Unfortunately he could not speak English. He put up his finger, asking her to wait and went quickly upstairs to the office of the mistress. Dr. Kow Pah was leaning towards the mistress, their heads close together over some papers. He knocked and bowed.
Lian looked up from her desk. Dr. Cowper moved away to the sofa, looking embarrassed. Lian smiled at him.
‘What is it?’
‘An ang moh, downstairs,’ he said. Lian glanced at John.
‘Not ang moh, remember, Englishman.’
‘Oh sorry. Not Englishman. Englishwoman.’
‘I’m coming.’
The young man ran downstairs.
‘I’ll be a moment,’ she said to John.
He came up to her and took her hand and put it to his lips. She kissed his cheek. She owed this man everything. Her life, first and foremost. His brilliance as a surgeon had saved her leg which had been broken in three places. He had repaired it and though she would always limp she had full use of it. He had repaired the gash in her skull too and, together with her father, they had found medicines and formulas to keep all the fevers at bay. She had been saved from instant death by a series of small shrubs that had broken her fall. John had done the rest.

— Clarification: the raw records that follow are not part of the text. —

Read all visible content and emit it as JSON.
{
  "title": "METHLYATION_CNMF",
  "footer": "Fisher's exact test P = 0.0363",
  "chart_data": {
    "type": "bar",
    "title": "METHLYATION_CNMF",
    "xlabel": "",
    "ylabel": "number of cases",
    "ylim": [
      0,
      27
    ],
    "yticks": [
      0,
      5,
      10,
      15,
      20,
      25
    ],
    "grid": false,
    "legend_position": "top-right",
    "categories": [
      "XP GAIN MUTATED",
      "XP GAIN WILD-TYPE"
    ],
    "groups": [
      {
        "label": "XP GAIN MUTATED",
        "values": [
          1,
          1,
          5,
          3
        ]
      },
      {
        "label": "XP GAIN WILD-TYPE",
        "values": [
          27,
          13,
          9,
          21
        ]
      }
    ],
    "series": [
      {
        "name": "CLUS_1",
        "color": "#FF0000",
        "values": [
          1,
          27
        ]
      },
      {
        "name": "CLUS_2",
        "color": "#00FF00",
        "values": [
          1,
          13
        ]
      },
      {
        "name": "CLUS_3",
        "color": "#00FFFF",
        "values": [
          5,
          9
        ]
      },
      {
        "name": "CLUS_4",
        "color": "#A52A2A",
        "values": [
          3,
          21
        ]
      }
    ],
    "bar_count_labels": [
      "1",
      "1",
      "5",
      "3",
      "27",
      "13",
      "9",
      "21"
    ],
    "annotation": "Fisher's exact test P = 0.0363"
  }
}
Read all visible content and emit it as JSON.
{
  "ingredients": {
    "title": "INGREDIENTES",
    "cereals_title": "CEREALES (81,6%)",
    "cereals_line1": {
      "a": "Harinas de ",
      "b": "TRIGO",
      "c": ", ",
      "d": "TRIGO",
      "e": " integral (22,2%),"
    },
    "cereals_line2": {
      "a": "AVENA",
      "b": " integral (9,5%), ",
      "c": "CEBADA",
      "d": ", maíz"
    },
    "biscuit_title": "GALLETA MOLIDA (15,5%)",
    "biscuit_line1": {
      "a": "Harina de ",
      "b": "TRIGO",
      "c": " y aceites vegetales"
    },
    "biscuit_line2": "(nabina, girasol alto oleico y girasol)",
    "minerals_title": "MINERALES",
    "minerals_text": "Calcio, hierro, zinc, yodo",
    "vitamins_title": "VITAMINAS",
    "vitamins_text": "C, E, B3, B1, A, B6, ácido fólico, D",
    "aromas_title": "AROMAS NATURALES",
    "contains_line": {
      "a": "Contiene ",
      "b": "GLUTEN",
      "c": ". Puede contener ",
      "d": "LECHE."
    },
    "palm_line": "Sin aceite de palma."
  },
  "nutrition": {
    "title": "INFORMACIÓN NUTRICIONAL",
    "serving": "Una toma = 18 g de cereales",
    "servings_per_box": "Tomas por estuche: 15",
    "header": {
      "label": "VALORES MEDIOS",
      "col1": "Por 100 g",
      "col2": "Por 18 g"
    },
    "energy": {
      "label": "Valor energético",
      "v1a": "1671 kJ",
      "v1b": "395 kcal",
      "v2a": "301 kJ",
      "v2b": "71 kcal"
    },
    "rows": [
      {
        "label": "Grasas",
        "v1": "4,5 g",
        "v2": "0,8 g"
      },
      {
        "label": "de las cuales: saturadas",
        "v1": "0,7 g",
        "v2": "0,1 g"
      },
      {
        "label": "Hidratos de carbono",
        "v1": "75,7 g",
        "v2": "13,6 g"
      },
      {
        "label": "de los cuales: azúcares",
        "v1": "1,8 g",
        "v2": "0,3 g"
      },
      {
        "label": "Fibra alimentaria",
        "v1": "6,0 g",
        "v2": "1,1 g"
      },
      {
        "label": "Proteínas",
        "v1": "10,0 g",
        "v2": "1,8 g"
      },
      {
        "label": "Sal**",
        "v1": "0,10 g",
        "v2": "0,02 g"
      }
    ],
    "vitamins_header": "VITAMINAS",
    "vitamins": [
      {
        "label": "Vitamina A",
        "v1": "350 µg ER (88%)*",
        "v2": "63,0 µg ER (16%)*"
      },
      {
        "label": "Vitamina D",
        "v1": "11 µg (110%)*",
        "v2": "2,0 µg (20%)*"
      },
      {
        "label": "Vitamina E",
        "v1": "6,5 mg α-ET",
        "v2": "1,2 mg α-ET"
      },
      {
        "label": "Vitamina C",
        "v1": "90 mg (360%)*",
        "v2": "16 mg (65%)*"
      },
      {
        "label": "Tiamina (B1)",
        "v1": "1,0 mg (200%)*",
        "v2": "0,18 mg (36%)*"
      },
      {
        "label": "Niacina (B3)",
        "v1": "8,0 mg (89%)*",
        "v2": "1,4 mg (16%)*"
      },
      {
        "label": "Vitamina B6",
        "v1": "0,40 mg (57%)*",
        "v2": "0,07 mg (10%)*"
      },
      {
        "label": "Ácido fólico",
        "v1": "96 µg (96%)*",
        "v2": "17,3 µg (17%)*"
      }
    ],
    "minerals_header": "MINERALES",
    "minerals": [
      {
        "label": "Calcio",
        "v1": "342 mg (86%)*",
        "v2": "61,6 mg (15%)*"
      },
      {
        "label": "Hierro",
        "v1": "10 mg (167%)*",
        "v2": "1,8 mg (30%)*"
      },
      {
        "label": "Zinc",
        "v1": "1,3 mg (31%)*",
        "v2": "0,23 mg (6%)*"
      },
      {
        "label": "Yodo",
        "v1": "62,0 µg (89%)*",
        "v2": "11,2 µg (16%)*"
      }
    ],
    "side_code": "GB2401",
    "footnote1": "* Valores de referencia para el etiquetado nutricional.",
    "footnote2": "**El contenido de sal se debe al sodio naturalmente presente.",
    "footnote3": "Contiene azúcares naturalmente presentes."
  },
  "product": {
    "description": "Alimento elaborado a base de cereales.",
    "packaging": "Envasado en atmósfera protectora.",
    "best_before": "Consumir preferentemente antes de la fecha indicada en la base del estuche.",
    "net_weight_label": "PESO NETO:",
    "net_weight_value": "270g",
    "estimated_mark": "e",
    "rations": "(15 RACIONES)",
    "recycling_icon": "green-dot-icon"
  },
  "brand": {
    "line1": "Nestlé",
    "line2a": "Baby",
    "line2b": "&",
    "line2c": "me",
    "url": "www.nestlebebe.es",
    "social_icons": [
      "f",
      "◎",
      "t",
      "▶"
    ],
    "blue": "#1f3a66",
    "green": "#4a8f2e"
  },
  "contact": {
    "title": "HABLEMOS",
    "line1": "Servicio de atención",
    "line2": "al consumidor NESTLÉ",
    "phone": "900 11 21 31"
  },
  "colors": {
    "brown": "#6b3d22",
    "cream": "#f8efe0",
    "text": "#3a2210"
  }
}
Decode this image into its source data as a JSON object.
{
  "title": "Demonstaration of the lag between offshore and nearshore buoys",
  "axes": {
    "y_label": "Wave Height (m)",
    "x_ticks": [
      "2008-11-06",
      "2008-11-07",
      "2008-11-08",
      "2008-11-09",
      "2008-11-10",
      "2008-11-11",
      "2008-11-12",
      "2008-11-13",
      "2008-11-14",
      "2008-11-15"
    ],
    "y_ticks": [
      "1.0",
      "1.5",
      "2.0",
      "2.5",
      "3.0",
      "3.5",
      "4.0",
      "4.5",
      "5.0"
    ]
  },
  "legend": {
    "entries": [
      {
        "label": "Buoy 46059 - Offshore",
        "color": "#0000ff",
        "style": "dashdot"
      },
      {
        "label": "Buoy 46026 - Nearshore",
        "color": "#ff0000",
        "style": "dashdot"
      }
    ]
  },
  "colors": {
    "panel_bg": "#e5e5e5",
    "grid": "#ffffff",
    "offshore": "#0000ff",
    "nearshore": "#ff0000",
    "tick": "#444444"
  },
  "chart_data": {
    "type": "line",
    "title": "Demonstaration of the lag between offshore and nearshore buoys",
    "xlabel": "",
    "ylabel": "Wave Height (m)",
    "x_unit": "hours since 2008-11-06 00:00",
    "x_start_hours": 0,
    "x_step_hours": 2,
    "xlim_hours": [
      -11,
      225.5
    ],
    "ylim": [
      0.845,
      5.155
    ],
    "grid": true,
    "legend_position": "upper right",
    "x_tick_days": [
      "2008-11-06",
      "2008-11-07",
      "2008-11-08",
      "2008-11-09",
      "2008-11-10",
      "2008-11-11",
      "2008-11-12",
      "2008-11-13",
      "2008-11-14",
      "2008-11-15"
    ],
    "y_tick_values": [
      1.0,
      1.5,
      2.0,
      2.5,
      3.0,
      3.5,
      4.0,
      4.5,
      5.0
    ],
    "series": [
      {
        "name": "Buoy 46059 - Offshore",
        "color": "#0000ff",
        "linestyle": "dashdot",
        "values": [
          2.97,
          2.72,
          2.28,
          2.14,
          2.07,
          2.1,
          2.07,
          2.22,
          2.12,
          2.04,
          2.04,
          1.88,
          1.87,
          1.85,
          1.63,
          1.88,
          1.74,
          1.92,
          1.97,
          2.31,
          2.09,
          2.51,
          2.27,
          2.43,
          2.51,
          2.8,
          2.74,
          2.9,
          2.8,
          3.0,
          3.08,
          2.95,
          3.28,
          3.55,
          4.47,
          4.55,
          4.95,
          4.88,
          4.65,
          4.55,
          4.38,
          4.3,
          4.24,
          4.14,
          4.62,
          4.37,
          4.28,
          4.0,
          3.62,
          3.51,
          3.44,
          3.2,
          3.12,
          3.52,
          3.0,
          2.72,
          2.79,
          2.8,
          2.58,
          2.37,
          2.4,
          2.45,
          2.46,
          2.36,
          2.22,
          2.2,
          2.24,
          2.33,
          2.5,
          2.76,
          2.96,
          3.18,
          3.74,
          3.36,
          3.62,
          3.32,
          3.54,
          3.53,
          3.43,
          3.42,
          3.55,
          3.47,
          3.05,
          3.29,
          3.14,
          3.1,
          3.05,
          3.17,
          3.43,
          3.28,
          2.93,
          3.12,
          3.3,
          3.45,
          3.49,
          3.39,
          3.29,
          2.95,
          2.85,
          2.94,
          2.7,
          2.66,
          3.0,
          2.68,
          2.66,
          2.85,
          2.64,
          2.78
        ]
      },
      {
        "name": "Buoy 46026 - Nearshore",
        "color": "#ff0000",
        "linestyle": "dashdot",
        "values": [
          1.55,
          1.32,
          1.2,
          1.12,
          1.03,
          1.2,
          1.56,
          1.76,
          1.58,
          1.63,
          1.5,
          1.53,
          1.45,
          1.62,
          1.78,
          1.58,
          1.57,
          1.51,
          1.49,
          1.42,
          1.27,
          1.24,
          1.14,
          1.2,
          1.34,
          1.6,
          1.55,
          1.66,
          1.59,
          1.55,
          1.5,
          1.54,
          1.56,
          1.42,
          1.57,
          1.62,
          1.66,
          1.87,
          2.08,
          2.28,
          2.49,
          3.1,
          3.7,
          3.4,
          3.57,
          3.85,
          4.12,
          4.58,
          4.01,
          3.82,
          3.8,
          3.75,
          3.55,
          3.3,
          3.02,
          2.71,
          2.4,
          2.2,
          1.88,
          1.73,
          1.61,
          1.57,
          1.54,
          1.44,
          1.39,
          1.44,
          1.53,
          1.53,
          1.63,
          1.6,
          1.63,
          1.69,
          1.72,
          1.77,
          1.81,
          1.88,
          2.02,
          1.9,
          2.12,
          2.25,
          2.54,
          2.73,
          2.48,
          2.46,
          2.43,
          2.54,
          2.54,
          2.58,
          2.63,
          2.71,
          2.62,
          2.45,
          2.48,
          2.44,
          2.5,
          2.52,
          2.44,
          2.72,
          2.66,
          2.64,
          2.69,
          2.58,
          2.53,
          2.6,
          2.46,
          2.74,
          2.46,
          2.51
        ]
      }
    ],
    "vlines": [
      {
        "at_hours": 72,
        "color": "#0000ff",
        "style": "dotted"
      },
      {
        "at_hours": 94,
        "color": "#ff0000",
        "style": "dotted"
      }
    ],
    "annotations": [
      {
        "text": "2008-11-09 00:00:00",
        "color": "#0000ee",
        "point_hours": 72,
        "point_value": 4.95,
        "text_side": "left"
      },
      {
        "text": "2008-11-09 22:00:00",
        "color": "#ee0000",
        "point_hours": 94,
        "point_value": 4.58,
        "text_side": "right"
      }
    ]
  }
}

But that was not why she loved him. She loved him because he had restored her mind through hours of care and love to a place where she was able to put aside, for the most part, t
he feelings of guilt and anguish.
‘Say yes.’
‘No, not until my baptism. And not until you have asked my father formally. I know he is happy about this and you’re his friend but you’re still an ang moh.’
‘Englishman, remember,’ he said and she laughed.
‘I want everything by the book. Ask my father formally.’
‘All right. But it doesn’t have to be a religious ceremony. A civil marriage can be performed by Blackwood or even the governor.’
‘I should like to be married in your church and in your faith. It’s important to you and it is important to me too.’
He kissed her lightly on the lips and she pressed against him.
‘My faith, as you put it, is not in the least important to me. I should just as well like a civil marriage. I would very much like not to wait too much longer, my darling.’
Lian kissed him again. She too wanted their married life to begin, but a swirl of doubts, like flocks of sparrows, occasionally assailed her.
‘You are not certain I can have children, John. If that is the case, are you absolutely sure?’
He put his hand to her cheek.
‘Absolutely sure.’
She put her lips to his and he took her in his arms, kissing her with a wildness belied by his seemingly gentlemanly nature. Under his English calm, he was a passionate man and she wanted his wildness and passion. It struck a chord in her nature and she loved him for being wild for her, knowing all her dreadful transgressions. His love absolved her and she kissed him back, abandoning herself to his kiss. She would be happy with him, of that she was absolutely certain. He picked up his hat and ran lightly down the stairs.
She followed him more slowly, careful of her leg, and instantly recognised the woman waiting for her.
‘Amber,’ she said quietly and went into the shop.
Amber turned. Lian’s eyes went to her belly. Alex’s baby. She was not sure she would ever quite get over Alex. She still loved him so much. The fact that it was morally wrong to love your half-brother in such a way did not mean such feelings disappeared. Certainly not in the short months since she had recovered her health. But this love was now tempered with reason and quiet resolve. Amber moved forward and Lian took her hands.